Moja córka była zdrową, piękną czterolatką, kiedy ją ostatni raz trzymałam na rękach. Kiedy znów mogłam ją objąć, miała 14 lat, straciła włosy i cierpiała na depresję. Płakałam bez końca – opowiadała Shagufta Kausar. 1,3 tys. pakistańskich chrześcijan jest oskarżonych na mocy ustawy o bluźnierstwie.
„Włoska Krajowa Komisja Praw Człowieka, prywatny organ współpracujący z rządem, naliczyła 4500 przypadków fałszywych oskarżeń o bluźnierstwo w Pakistanie. Według Krajowej Komisji Sprawiedliwości i Pokoju episkopatu, 1300 dotyczy chrześcijan. Sprawy są fabrykowane w ramach prywatnych porachunków, albo sporów o pieniądze, ale ich celem jest zniszczenie życia całych dzielnic, w których chrześcijanie żyją w gettach liczących 600-700 rodzin” – wyjaśnia Shahid Mobeen, założyciel Stowarzyszenia Chrześcijan Pakistańskich we Włoszech.
Pakistańskie prawo o bluźnierstwie umożliwia łatwe oskarżenie osoby, która nie jest muzułmaninem.

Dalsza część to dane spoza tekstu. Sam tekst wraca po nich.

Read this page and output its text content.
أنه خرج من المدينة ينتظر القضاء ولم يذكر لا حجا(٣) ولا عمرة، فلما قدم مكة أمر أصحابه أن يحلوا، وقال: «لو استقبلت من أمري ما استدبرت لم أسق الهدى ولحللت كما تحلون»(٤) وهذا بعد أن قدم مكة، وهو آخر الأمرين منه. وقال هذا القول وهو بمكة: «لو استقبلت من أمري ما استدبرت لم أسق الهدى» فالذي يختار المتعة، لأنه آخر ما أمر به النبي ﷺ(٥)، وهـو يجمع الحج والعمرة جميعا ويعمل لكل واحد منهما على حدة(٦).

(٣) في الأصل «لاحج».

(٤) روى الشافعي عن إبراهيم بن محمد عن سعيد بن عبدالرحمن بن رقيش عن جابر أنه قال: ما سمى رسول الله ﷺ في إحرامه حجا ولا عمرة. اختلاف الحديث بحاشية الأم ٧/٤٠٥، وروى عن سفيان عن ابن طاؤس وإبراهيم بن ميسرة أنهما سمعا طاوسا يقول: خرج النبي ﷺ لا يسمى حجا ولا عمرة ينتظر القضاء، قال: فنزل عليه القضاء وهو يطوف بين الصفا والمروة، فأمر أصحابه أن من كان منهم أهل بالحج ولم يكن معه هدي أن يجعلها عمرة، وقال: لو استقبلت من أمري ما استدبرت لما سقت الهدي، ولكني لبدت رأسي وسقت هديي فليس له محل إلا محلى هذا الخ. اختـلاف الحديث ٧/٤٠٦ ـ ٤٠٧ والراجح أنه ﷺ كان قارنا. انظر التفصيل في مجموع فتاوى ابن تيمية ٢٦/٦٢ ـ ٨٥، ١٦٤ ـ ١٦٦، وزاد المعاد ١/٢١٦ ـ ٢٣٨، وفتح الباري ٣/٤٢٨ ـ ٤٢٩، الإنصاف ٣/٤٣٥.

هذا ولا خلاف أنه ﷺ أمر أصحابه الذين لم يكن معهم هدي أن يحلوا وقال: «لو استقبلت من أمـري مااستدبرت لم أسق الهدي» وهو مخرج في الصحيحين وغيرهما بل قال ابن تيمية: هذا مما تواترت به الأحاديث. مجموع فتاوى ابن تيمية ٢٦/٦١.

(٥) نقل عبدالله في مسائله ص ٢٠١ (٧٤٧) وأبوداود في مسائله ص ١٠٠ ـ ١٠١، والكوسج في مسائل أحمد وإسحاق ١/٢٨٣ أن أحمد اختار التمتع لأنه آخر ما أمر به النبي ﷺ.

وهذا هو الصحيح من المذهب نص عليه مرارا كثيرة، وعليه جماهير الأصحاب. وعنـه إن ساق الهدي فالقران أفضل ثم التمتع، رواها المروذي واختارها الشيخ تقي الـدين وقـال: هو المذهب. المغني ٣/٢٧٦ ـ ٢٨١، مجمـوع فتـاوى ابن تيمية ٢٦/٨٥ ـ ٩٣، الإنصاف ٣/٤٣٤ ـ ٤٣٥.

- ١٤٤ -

Jedną z ofiar tego prawa była Shagufta Kausar, która wystąpiła niedawno na konferencji w siedzibie włoskiego parlamentu. To matka czwórki dzieci. Jej najmłodsza córka miała cztery lata, kiedy 20 lipca 2013 r. tłum wdarł się do domu rodziny. Wyciągnięto stamtąd Shaguftę oraz jej męża Shafqata, który jest niepełnosprawny ruchowo. Według oskarżycieli, oboje mieli wysłać bluźniercze SMS-y po angielsku. Tymczasem byli analfabetami i nie mieli telefonów.
Shafqat został zdjęty z wózka inwalidzkiego, powieszony za nogi i torturowany, aż przyznał się do winy. Jego żona trafiła zaś do celi mającej mniej niż 3 metry szerokości, w której latem temperatura przekraczała 45 stopni. Do Shagufty wpuszczono dwie kobiety mające zasłonięte twarze. Radziły jej, by wyrzekła się wiary, a wtedy wyjdzie na wolność. Shagufta nie wyparła się Chrystusa, więc została w celi. Po kilku miesiącach została skazana na śmierć, bez wysłuchania w sądzie.
Czekała na prawomocny wyrok i egzekucję. Przez trzy lata nie pozwolono jej na widzenie z dziećmi. Siedziała po sąsiedzku z Asią Bibi, także oskarżoną o bluźnierstwo. W 2018 r., po 3421 dniach więzienia, Bibi została zwolniona. Shagufta została przeniesiona do jej celi.
Minęło 8 lat, zanim została wypuszczona dzięki staraniom dyplomatycznym i walce organizacji międzynarodowych. Teraz mieszka z mężem za granicą, w bezpiecznym miejscu.
„Pan dokonał wielu rzeczy w moim życiu, odpowiedział na moje modlitwy – mówi. – Moja córka była zdrową, piękną czterolatką, kiedy ją ostatni raz trzymałam na rękach. Kiedy znów mogłam ją objąć, miała 14 lat, straciła włosy i cierpiała na depresję. Płakałam bez końca. «Powrót» wymagał czasu. Ale dziś wszystko z nią w porządku, włosy odrastają, jesteśmy razem. Musimy podtrzymywać nadzieję”.
Na mocy prawa o bluźnierstwie w Pakistanie nadal wiele osób trafia do więzień.
„Są tacy, którzy gniją w więzieniu od 22 lat i tacy, którzy spędzają tam rok, są odsiadujący dożywocie i ci, którzy zostali skazani na karę śmierci, oczekując na rozprawę apelacyjną prawomocny wyrok” – mówi Shahid Mobeen. Zwraca też uwagę na problem porywania młodych dziewcząt, które są siłowo wydawane za mąż i jednocześnie zmuszane do przejścia na islam. Zdarza się to nawet w przypadku dziewcząt mających 9-13 lat. Z tego powodu w czerwcu pakistańskie władze podniosły ustawowy wiek małżeństwa do 18 lat, ale w praktyce nowe prawo nie funkcjonuje poza stolicą, ponieważ poszczególne regiony kraju same ustalają dopuszczalny wiek wyjścia za mąż. Tymczasem zgodnie z prawem szariatu wystarczy, że dziewczyna wejdzie w wiek dojrzewania.